Lyngby Correspondent e03: of equal measure

What’s RNA-Seq even like?

I’ve been working on patching some holes in my understanding of RNA sequencing. I worked with gene expression data in the last days of the microarray, so I (used to) have some understanding of that technology, but RNA-Seq is a little more mysterious to me.

In a way I’m quite happy to take the more abstract “box of numbers” point of view and focus on the type of thing you can do with a box of numbers but I wanted to have an idea of what RNA-Seq data looks like, on average, for, say, a certain type of bacterium. And you don’t just download RNA-Seq data and load it into R. There are all kinds of mysterious steps. The box of numbers philosophy will only take you so far.


But I am not neglecting the box of numbers. I’ve been looking at Greenacre et al. (2023), a kind of spicy preprint on transformation approaches to compositional data. Remember that compositions sum to some constant: we grabbed five marbles and three of them were blue so we know how many reds there are. There are two types of marble but only one degree of freedom: all of the data lie on the line described by \(\text{reds} + \text{blues} = 5\) and the only information we can gain is relative. There are three blue marbles for every two red ones. How many in total? Nobody knows.

A widely-used approach is to lean into this and consider logarithmic ratios (logratios) like \(\log \frac{\text{blues}}{\text{reds}}\), where this particular one is called an additive logratio. This puts the data in an unconstrained space, and considering ratios gets us out of some problems with coherence: If I analyze compositions of the form \((x, y, z)\) and consider the ratio \(x/y\) I will reach the same conclusions as you do if you only consider the subcomposition \((x, y)\), no matter how each of us normalizes the vector.

But the additive logratio transformation is considered crude because it’s not an isometry: it doesn’t preserve distances. To not preserve distances is to distort the data, so you’d ideally like to have an isometry. An example of a linear isometry is rotation by \(\theta\) degrees. A triangle is mathematically the same triangle if you turn it on its head. It isn’t if you stretch it.

The centered logratio transformation preserves distances. Here instead of dividing by a certain element of the vector you divide by the geometric mean of the vector. But the resulting coordinates depend on the entire vector so we still have to consider ratios of the sort \(\frac{x/gm(x,y)}{y/gm(x,y)} = \frac{x}{y}\) to get the subcompositional coherence we had earlier. So various other, more complicated transformations were conceived, and since they are more complicated their interpretation is more subtle.

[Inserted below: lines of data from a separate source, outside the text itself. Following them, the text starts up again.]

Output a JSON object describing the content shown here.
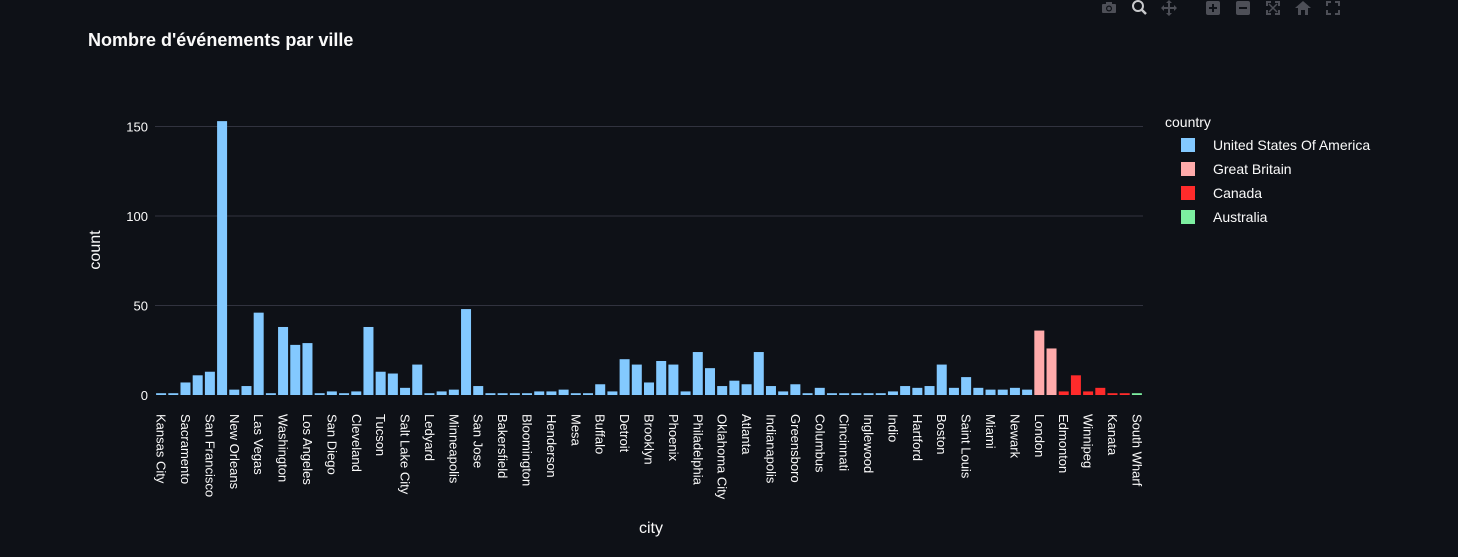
{
  "modebar": {
    "buttons": [
      {
        "name": "camera-icon",
        "icon": "camera"
      },
      {
        "name": "zoom-icon",
        "icon": "zoom"
      },
      {
        "name": "pan-icon",
        "icon": "pan"
      },
      {
        "name": "zoom-in-icon",
        "icon": "plus"
      },
      {
        "name": "zoom-out-icon",
        "icon": "minus"
      },
      {
        "name": "autoscale-icon",
        "icon": "autoscale"
      },
      {
        "name": "reset-axes-icon",
        "icon": "home"
      },
      {
        "name": "fullscreen-icon",
        "icon": "fullscreen"
      }
    ]
  },
  "chart_data": {
    "type": "bar",
    "title": "Nombre d'événements par ville",
    "xlabel": "city",
    "ylabel": "count",
    "ylim": [
      0,
      160
    ],
    "yticks": [
      0,
      50,
      100,
      150
    ],
    "grid": true,
    "legend": {
      "title": "country",
      "placement": "right",
      "entries": [
        {
          "name": "United States Of America",
          "color": "#83c9ff"
        },
        {
          "name": "Great Britain",
          "color": "#ffabab"
        },
        {
          "name": "Canada",
          "color": "#ff2b2b"
        },
        {
          "name": "Australia",
          "color": "#7defa1"
        }
      ]
    },
    "colors": {
      "United States Of America": "#83c9ff",
      "Great Britain": "#ffabab",
      "Canada": "#ff2b2b",
      "Australia": "#7defa1"
    },
    "labeled_categories": [
      "Kansas City",
      "Sacramento",
      "San Francisco",
      "New Orleans",
      "Las Vegas",
      "Washington",
      "Los Angeles",
      "San Diego",
      "Cleveland",
      "Tucson",
      "Salt Lake City",
      "Ledyard",
      "Minneapolis",
      "San Jose",
      "Bakersfield",
      "Bloomington",
      "Henderson",
      "Mesa",
      "Buffalo",
      "Detroit",
      "Brooklyn",
      "Phoenix",
      "Philadelphia",
      "Oklahoma City",
      "Atlanta",
      "Indianapolis",
      "Greensboro",
      "Columbus",
      "Cincinnati",
      "Inglewood",
      "Indio",
      "Hartford",
      "Boston",
      "Saint Louis",
      "Miami",
      "Newark",
      "London",
      "Edmonton",
      "Winnipeg",
      "Kanata",
      "South Wharf"
    ],
    "bars": [
      {
        "country": "United States Of America",
        "value": 1,
        "label": "Kansas City"
      },
      {
        "country": "United States Of America",
        "value": 1
      },
      {
        "country": "United States Of America",
        "value": 7,
        "label": "Sacramento"
      },
      {
        "country": "United States Of America",
        "value": 11
      },
      {
        "country": "United States Of America",
        "value": 13,
        "label": "San Francisco"
      },
      {
        "country": "United States Of America",
        "value": 153
      },
      {
        "country": "United States Of America",
        "value": 3,
        "label": "New Orleans"
      },
      {
        "country": "United States Of America",
        "value": 5
      },
      {
        "country": "United States Of America",
        "value": 46,
        "label": "Las Vegas"
      },
      {
        "country": "United States Of America",
        "value": 1
      },
      {
        "country": "United States Of America",
        "value": 38,
        "label": "Washington"
      },
      {
        "country": "United States Of America",
        "value": 28
      },
      {
        "country": "United States Of America",
        "value": 29,
        "label": "Los Angeles"
      },
      {
        "country": "United States Of America",
        "value": 1
      },
      {
        "country": "United States Of America",
        "value": 2,
        "label": "San Diego"
      },
      {
        "country": "United States Of America",
        "value": 1
      },
      {
        "country": "United States Of America",
        "value": 2,
        "label": "Cleveland"
      },
      {
        "country": "United States Of America",
        "value": 38
      },
      {
        "country": "United States Of America",
        "value": 13,
        "label": "Tucson"
      },
      {
        "country": "United States Of America",
        "value": 12
      },
      {
        "country": "United States Of America",
        "value": 4,
        "label": "Salt Lake City"
      },
      {
        "country": "United States Of America",
        "value": 17
      },
      {
        "country": "United States Of America",
        "value": 1,
        "label": "Ledyard"
      },
      {
        "country": "United States Of America",
        "value": 2
      },
      {
        "country": "United States Of America",
        "value": 3,
        "label": "Minneapolis"
      },
      {
        "country": "United States Of America",
        "value": 48
      },
      {
        "country": "United States Of America",
        "value": 5,
        "label": "San Jose"
      },
      {
        "country": "United States Of America",
        "value": 1
      },
      {
        "country": "United States Of America",
        "value": 1,
        "label": "Bakersfield"
      },
      {
        "country": "United States Of America",
        "value": 1
      },
      {
        "country": "United States Of America",
        "value": 1,
        "label": "Bloomington"
      },
      {
        "country": "United States Of America",
        "value": 2
      },
      {
        "country": "United States Of America",
        "value": 2,
        "label": "Henderson"
      },
      {
        "country": "United States Of America",
        "value": 3
      },
      {
        "country": "United States Of America",
        "value": 1,
        "label": "Mesa"
      },
      {
        "country": "United States Of America",
        "value": 1
      },
      {
        "country": "United States Of America",
        "value": 6,
        "label": "Buffalo"
      },
      {
        "country": "United States Of America",
        "value": 2
      },
      {
        "country": "United States Of America",
        "value": 20,
        "label": "Detroit"
      },
      {
        "country": "United States Of America",
        "value": 17
      },
      {
        "country": "United States Of America",
        "value": 7,
        "label": "Brooklyn"
      },
      {
        "country": "United States Of America",
        "value": 19
      },
      {
        "country": "United States Of America",
        "value": 17,
        "label": "Phoenix"
      },
      {
        "country": "United States Of America",
        "value": 2
      },
      {
        "country": "United States Of America",
        "value": 24,
        "label": "Philadelphia"
      },
      {
        "country": "United States Of America",
        "value": 15
      },
      {
        "country": "United States Of America",
        "value": 5,
        "label": "Oklahoma City"
      },
      {
        "country": "United States Of America",
        "value": 8
      },
      {
        "country": "United States Of America",
        "value": 6,
        "label": "Atlanta"
      },
      {
        "country": "United States Of America",
        "value": 24
      },
      {
        "country": "United States Of America",
        "value": 5,
        "label": "Indianapolis"
      },
      {
        "country": "United States Of America",
        "value": 2
      },
      {
        "country": "United States Of America",
        "value": 6,
        "label": "Greensboro"
      },
      {
        "country": "United States Of America",
        "value": 1
      },
      {
        "country": "United States Of America",
        "value": 4,
        "label": "Columbus"
      },
      {
        "country": "United States Of America",
        "value": 1
      },
      {
        "country": "United States Of America",
        "value": 1,
        "label": "Cincinnati"
      },
      {
        "country": "United States Of America",
        "value": 1
      },
      {
        "country": "United States Of America",
        "value": 1,
        "label": "Inglewood"
      },
      {
        "country": "United States Of America",
        "value": 1
      },
      {
        "country": "United States Of America",
        "value": 2,
        "label": "Indio"
      },
      {
        "country": "United States Of America",
        "value": 5
      },
      {
        "country": "United States Of America",
        "value": 4,
        "label": "Hartford"
      },
      {
        "country": "United States Of America",
        "value": 5
      },
      {
        "country": "United States Of America",
        "value": 17,
        "label": "Boston"
      },
      {
        "country": "United States Of America",
        "value": 4
      },
      {
        "country": "United States Of America",
        "value": 10,
        "label": "Saint Louis"
      },
      {
        "country": "United States Of America",
        "value": 4
      },
      {
        "country": "United States Of America",
        "value": 3,
        "label": "Miami"
      },
      {
        "country": "United States Of America",
        "value": 3
      },
      {
        "country": "United States Of America",
        "value": 4,
        "label": "Newark"
      },
      {
        "country": "United States Of America",
        "value": 3
      },
      {
        "country": "Great Britain",
        "value": 36,
        "label": "London"
      },
      {
        "country": "Great Britain",
        "value": 26
      },
      {
        "country": "Canada",
        "value": 2,
        "label": "Edmonton"
      },
      {
        "country": "Canada",
        "value": 11
      },
      {
        "country": "Canada",
        "value": 2,
        "label": "Winnipeg"
      },
      {
        "country": "Canada",
        "value": 4
      },
      {
        "country": "Canada",
        "value": 1,
        "label": "Kanata"
      },
      {
        "country": "Canada",
        "value": 1
      },
      {
        "country": "Australia",
        "value": 1,
        "label": "South Wharf"
      }
    ]
  }
}
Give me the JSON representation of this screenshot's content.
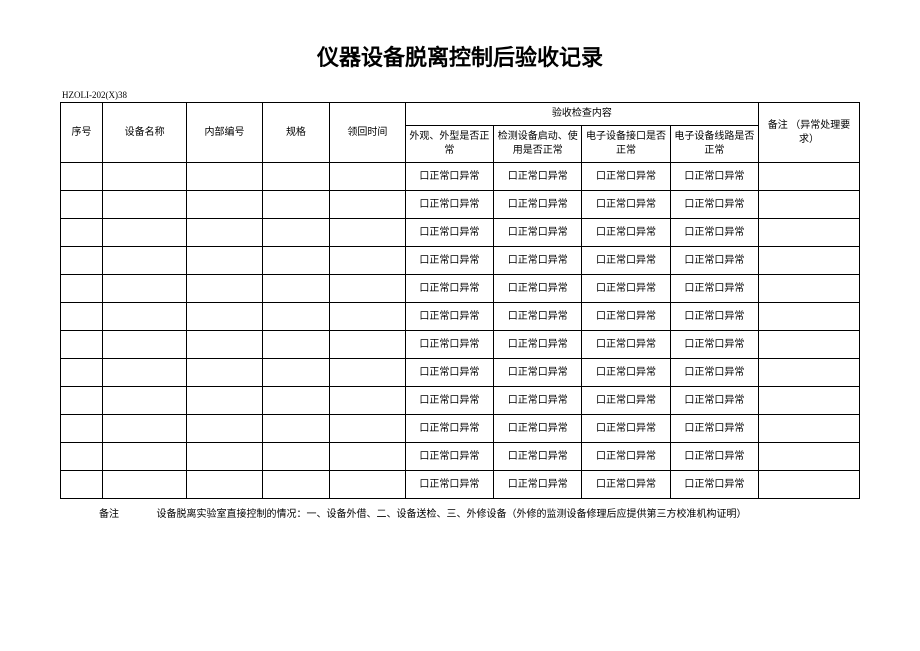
{
  "title": "仪器设备脱离控制后验收记录",
  "doc_code": "HZOLI-202(X)38",
  "headers": {
    "seq": "序号",
    "device_name": "设备名称",
    "internal_code": "内部编号",
    "spec": "规格",
    "return_time": "领回时间",
    "inspection_group": "验收检查内容",
    "check1": "外观、外型是否正常",
    "check2": "检测设备启动、使用是否正常",
    "check3": "电子设备接口是否正常",
    "check4": "电子设备线路是否正常",
    "remark": "备注\n（异常处理要求）"
  },
  "cell_text": "口正常口异常",
  "row_count": 12,
  "footer": {
    "label": "备注",
    "text": "设备脱离实验室直接控制的情况：一、设备外借、二、设备送检、三、外修设备（外修的监测设备修理后应提供第三方校准机构证明）"
  },
  "style": {
    "background_color": "#ffffff",
    "border_color": "#000000",
    "title_fontsize": 22,
    "body_fontsize": 10,
    "code_fontsize": 9
  }
}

Getting to the point (if any): Greenacre et al. (2023) is a spicy paper because they argue that in high dimensions there are many transformations that are near-isometries. This means we could just use the additive log ratio for its simplicity and wouldn’t be sacrificing much in terms of geometry.

But even better: since dividing by zero or taking the logarithm of zero are undefined, all logratio transformations have a zeros problem. The mathematicians are happy to just define this problem away, saying that this whole theory of logratios, etc., is for strictly positive data. But that doesn’t help the data analyst. Zeros are pretty common in real data! Various hacky solutions exist (like adding a small arbitrary constant); Greenacre et al. (2023) opens the door for something like Box–Cox, which tolerates zeros and has the logarithm as a limiting case.

Bike news

The weather in Denmark is 5 degrees C, partially cloudy. Like a good summer day back home, really. Conditions are now such that I can take an alternate bike route through the forests, etc. It’s pretty good, pretty scenic at times, but I did end up with water up past my ankles at one point.